El gracioso intermedio, escrito por Vincenzo De Vivo, cuenta la historia de un empresario italiano a quien no se le ocurre mejor idea que tratar de convencer a Bach para que escriba una ópera (notoriamente y al contrario de todos los músicos de su época él no compuso nunca nada para el teatro).
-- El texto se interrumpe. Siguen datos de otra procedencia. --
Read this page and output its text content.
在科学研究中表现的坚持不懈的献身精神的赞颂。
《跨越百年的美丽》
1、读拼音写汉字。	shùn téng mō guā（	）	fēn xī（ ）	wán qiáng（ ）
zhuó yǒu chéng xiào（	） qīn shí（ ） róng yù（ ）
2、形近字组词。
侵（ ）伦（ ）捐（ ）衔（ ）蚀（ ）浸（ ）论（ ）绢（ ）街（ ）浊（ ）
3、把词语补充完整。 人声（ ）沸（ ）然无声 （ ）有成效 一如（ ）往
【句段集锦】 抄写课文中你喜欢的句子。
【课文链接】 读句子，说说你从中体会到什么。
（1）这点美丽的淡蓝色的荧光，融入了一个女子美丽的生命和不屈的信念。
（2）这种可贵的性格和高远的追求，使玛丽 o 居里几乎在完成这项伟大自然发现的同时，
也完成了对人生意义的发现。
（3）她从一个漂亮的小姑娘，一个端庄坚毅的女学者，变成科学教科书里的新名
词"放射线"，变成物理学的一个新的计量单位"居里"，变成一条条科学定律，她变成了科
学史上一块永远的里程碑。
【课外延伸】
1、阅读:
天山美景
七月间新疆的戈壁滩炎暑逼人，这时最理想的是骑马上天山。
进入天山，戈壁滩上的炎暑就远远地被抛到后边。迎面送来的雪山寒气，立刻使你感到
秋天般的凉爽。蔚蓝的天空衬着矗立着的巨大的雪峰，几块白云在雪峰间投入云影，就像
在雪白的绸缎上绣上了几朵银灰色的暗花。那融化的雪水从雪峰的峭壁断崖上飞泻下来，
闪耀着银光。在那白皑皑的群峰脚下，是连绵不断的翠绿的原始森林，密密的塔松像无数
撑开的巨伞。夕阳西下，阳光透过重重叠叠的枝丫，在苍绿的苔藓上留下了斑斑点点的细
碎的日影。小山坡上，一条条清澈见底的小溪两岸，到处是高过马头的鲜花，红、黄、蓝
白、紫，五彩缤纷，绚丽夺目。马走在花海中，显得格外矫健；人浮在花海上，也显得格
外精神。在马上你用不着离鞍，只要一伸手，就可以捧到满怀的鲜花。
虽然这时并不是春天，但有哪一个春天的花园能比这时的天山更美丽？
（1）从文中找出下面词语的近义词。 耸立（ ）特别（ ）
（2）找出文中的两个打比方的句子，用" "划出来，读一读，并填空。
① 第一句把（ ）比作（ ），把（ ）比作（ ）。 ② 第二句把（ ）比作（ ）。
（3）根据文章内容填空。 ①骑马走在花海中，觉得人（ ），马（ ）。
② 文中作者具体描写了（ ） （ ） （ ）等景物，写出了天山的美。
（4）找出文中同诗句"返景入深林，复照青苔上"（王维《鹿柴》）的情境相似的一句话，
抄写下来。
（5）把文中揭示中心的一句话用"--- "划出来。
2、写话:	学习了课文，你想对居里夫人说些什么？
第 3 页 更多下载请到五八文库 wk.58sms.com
Pero el adusto Johann Sebastian, como ya le había advertido al empresario la segunda esposa del compositor, Anna Magdalena, rechaza de plano la idea y le sugiere que contrate a su hijo menor, Johann Christian, que anda por la casa rasgueando un violín y poniendo nervioso al italiano.
El empresario termina huyendo espantado de la cacofonía que reina en la casa (con todos los hijos de Bach tocando varios instrumentos en gran confusión); pero apenas cierra la puerta tras de sí, el supremo orden musical vuelve a reinar con el inicio del concierto para dos violines y orquesta del dueño de casa.
La operita es más que nada un juego musical que adopta el género del intermedio cómico inventado por los italianos en el siglo XVIII para contar una mínima trama con el material fabricado en dos siglos y medio de historia por los compositores europeos.
Remembranzas de Haydn, Mozart, Rossini, Verdi y Puccini aparecen de repente en la obra (cuyo título es un juego de palabras con la pronunciación italiana de Bach Haus y el apellido del famoso pianista bachiano Wilhelm Backhaus).
Michele Dall'Ongaro, nacido en Roma en 1957, estudió composición con Aldo Clementi y es un programador y animador musical muy conocido que trabaja para la difusión de la música contemporánea en Italia y el extranjero y escribe música para teatro y TV.
También se ha ocupado del análisis musical de todas las óperas de Giacomo Puccini (quien predomina en la inspiración melódica de Bach Haus) y es sobre todo un compositor con un raro y poderoso sentido del humor.
El trío de intérpretes, el barítono Georg Lehner (Bach), la soprano Frederique Friess (Ana Magdalena) y el tenor Nicola Pamio (el empresario), que ya se habían "calentado" con una deliciosa interpretación escénica de la Cantata profana del Café del mismo Bach (lo más parecido a una ópera que haya compuesto el genio de Eisenach), pareció divertirse mucho con el espectáculo, lo mismo que el público no demasiado numeroso que concurrió al Teatro Nacional, aledaño a la Opera de Roma. En síntesis, un delicioso homenaje al grande genio de Bach que bien merece pasearse por todos los teatros del mundo.